23. За порогом девяти с половиной

7 4 0
                                    

Форт Челюскин, острошпильная черная громадина, полуразрушенная и вздыбленная по разбитому берегу, выглядит, будто недособранная от скуки крепость из лего.

Воздух идет рябью от жара сквозь стекла бинокля, а цвет у неба не как на детских рисунках, ярко-рыжим карандашом по белой-белой бумаге, — а грязно-серый, с примесью противной желтизны. Не красивое, не ужасающее, не похожее ни капли на небо с картины «Гибель Помпеи», которую в детском доме показывали на старом жужжащем проекторе на уроках докатастрофной истории.

Может, именно потому, такой нелепый на фоне бедствия древних римлян, форт внушает куда больше подсушенного ожиданием страха.

Опаснее всего. Недооцененный риск.

Из горла Егора вырывается нервный смешок — наверное, глупо, что он научился этому от неопознанных лесных грибов, которыми блевал всю дорогу до побережья Карского моря.

Никита и Герман переглядываются мрачно, передавая друг другу бинокль и склоняя попеременно головы к мутному дисплею тепловизора дальнего действия.

И в Егоре снова, как и всякий раз в подобные моменты, вскипает детская колючая обида — они никогда не говорят ему прямо, если считают единодушно, что дело дрянь. Только пересматриваются многозначительно и долго, будто молча спорят глазами. Герман еще и кривится показательно и кивает, думая, видно, что Егор не заметит, в его сторону.

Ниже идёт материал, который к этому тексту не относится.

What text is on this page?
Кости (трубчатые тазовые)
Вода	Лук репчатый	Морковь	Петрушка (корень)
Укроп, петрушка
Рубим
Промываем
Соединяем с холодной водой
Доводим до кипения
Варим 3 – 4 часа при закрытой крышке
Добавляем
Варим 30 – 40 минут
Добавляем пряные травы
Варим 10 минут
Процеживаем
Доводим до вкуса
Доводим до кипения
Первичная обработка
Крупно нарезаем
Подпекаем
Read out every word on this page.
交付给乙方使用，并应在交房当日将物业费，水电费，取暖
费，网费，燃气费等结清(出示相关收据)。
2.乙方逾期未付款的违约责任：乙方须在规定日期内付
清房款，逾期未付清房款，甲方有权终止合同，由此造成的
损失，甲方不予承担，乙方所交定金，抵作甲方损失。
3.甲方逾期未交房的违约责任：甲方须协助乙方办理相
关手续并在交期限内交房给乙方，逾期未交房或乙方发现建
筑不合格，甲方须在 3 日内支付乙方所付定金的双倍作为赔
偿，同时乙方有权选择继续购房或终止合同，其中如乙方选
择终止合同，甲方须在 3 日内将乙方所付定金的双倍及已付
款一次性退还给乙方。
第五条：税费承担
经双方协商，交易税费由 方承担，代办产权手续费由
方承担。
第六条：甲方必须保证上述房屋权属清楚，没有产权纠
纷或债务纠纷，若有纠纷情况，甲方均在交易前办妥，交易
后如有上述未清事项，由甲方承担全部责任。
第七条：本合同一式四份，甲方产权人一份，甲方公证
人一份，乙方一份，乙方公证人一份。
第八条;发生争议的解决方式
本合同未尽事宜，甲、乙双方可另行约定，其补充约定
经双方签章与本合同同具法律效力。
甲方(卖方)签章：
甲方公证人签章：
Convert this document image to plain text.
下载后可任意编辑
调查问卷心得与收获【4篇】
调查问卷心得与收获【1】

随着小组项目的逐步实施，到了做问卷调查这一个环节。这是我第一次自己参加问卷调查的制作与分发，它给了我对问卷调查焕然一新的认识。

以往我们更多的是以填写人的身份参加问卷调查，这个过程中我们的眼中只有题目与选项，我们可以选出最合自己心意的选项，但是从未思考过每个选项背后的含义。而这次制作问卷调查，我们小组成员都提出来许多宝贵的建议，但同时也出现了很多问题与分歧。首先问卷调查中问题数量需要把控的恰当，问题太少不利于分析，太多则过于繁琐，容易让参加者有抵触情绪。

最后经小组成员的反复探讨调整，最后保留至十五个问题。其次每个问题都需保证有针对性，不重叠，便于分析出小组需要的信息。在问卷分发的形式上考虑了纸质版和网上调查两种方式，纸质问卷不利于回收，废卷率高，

«Собрался тащить его в самое пекло? — так и читается в жесте. — И кто будет менять ему подгузник?»

После кто-то из них обычно бросает небрежно «Не пойдем, нет смысла рвать жопу — поставили низкую цену», но Егор знает, что дело не в бабках и не в простой философии наемного отряда. Дело в том, что Никита и Герман опекают его, как ребенка, потому что он младше обоих на год, но даже злосчастный год, полный боев, прокладывает между ними целую вечность.

— Мы должны им помочь, — говорит Егор, вглядываясь в мутную полоску горизонта так, без бинокля, прищурив глаза. Столбы дыма растут над башнями форта ужасающе быстро, и потому каждая минута, что они медлят, наблюдая с холма, кажется преступно долгой — непозволительной. Егор оборачивается на Германа, цепляет ярый протест в его больших темных глазах и линии упрямо поджатых губ. Выкрикивает запальчиво единственное, что приходит на ум: — Я не ребенок! Я справлюсь!